On the unfortunate side, work a tradesman has done for you may have gone wrong. A consumer/women’s magazine may be interested. As well as helping to fight your cause, they usually pay good money.
- Do you have acupuncture for health reasons? Would your therapist be willing to be interviewed? A health magazine would love to feature an article in the winter months on acupuncture and ways to beat the common cold. Words from an expert also add weight to your article.
Or do you see a Chiropractor for your back? Would your Chiropractor be willing to give advice on backs and self-help or new, innovative treatments? This would be ideal for a variety of publications, including women’s magazines, general interest and local magazines. Added with some research on back pain and you’re halfway to a sale.

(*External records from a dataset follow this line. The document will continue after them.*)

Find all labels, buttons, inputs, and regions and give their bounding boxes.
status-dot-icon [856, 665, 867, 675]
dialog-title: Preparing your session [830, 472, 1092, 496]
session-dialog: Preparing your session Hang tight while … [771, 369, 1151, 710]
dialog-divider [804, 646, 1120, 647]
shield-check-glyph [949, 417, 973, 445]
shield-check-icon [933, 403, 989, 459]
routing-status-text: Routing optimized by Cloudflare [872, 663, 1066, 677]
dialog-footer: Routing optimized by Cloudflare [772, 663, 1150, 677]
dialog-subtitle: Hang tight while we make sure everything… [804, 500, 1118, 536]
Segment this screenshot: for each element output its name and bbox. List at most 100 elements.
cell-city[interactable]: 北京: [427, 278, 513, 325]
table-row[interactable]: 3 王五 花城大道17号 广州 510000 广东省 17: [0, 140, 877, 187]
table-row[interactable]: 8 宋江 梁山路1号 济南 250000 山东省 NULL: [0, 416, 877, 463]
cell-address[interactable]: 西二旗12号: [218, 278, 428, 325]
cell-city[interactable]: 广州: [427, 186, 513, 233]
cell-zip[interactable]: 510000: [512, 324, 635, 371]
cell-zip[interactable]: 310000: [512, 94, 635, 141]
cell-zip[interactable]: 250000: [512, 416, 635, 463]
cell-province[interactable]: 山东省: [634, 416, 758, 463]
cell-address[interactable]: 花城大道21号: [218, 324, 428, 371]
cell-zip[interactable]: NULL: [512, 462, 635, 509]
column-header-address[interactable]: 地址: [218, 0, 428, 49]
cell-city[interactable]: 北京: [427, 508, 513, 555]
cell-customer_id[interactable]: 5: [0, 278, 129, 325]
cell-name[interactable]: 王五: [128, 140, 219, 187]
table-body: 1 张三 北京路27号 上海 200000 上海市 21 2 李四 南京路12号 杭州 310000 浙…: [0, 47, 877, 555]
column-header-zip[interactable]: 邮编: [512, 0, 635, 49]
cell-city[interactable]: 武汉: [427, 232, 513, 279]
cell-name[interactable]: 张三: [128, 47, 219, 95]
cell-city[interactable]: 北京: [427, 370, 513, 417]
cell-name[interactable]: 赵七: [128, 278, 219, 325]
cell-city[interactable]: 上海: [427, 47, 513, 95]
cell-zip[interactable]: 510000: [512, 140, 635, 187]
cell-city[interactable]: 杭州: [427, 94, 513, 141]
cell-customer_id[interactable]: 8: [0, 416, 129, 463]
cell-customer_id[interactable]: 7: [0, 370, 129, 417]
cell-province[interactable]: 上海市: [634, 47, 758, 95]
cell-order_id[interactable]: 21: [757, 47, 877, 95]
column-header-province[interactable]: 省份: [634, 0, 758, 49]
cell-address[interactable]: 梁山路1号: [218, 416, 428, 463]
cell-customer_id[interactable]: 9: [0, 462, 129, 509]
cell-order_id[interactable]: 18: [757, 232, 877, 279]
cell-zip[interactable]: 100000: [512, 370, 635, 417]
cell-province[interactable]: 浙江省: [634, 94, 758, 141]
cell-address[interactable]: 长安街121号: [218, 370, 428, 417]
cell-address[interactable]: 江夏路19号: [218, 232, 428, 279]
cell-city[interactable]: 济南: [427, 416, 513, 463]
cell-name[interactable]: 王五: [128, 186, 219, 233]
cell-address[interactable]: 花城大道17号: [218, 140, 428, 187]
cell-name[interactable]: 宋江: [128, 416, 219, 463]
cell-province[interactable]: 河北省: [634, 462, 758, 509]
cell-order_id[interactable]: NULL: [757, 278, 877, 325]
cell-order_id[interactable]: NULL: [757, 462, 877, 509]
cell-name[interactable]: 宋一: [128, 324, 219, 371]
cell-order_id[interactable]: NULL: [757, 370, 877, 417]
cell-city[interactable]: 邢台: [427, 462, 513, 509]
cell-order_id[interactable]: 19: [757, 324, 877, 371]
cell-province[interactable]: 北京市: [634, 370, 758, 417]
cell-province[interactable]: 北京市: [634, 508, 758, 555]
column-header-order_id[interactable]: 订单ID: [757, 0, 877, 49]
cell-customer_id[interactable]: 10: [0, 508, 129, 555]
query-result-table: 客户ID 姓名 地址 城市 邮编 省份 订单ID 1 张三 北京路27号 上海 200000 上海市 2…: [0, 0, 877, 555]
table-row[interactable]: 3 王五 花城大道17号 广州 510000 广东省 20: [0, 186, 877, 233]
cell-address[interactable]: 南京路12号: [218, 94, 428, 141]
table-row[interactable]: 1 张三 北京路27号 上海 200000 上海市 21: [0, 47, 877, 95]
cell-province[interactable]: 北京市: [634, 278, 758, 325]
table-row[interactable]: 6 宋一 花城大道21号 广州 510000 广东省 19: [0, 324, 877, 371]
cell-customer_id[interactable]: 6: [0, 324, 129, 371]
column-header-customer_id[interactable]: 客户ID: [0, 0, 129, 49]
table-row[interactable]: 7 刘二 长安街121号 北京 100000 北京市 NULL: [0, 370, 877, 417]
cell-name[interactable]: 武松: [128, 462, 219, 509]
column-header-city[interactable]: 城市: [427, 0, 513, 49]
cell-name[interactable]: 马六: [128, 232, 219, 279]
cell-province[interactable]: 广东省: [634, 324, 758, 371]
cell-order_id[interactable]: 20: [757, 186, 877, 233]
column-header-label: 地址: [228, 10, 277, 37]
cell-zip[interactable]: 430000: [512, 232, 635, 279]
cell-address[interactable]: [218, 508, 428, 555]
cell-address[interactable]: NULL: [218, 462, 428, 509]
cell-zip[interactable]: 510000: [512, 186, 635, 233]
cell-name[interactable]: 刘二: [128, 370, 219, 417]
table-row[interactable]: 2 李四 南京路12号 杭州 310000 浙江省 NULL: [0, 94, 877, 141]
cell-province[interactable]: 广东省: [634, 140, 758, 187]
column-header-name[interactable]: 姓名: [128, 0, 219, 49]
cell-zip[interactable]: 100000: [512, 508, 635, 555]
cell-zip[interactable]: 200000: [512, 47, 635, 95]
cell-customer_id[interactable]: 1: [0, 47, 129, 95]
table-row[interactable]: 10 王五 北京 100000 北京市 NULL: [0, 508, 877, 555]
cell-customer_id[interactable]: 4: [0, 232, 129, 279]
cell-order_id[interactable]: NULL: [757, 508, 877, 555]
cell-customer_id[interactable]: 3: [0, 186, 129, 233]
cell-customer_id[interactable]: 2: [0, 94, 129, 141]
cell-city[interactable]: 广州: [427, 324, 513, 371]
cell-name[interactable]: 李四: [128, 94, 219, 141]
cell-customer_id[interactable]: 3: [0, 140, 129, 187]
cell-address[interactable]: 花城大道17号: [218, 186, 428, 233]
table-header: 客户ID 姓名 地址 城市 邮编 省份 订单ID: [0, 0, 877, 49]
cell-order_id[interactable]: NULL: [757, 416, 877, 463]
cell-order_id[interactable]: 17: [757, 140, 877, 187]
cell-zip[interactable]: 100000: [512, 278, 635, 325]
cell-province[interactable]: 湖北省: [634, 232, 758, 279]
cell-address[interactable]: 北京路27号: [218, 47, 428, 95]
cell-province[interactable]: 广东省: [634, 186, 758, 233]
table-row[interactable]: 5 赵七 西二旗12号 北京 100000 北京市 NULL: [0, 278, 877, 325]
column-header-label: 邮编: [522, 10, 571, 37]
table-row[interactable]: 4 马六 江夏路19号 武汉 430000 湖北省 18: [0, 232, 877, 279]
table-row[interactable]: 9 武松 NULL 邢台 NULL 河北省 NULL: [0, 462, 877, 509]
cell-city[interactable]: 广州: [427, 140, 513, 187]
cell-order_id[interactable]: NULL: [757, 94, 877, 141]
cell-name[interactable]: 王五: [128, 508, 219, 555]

If you’re having homeopathic treatments, reflexology, physiotherapy – on and on the list goes; think about a new stance on it. For example, homeopathy and pets. Do some research and interview your therapist. It’s interesting as well as providing a brilliant article.
- Are you going back to collage to gain a degree or further your education? What’s it like being a mature student? Do you have any tips on studying to share? General interest magazines, women’s magazines and specialist publications and student magazines would be interested in your article.
Or maybe you’re changing careers in your 30s, 40s or 50s. What’s it like? What sacrifices did you have to make? Business, local, general and women’s magazines would welcome your feature.
Buying a new car, choosing a school for the kids, your relationship with your neighbours, phobias, hints and tips you’ve found round the house; the brain storming just goes on. Hopefully these have helped spark a few ideas and maybe you’d like to add some of your own.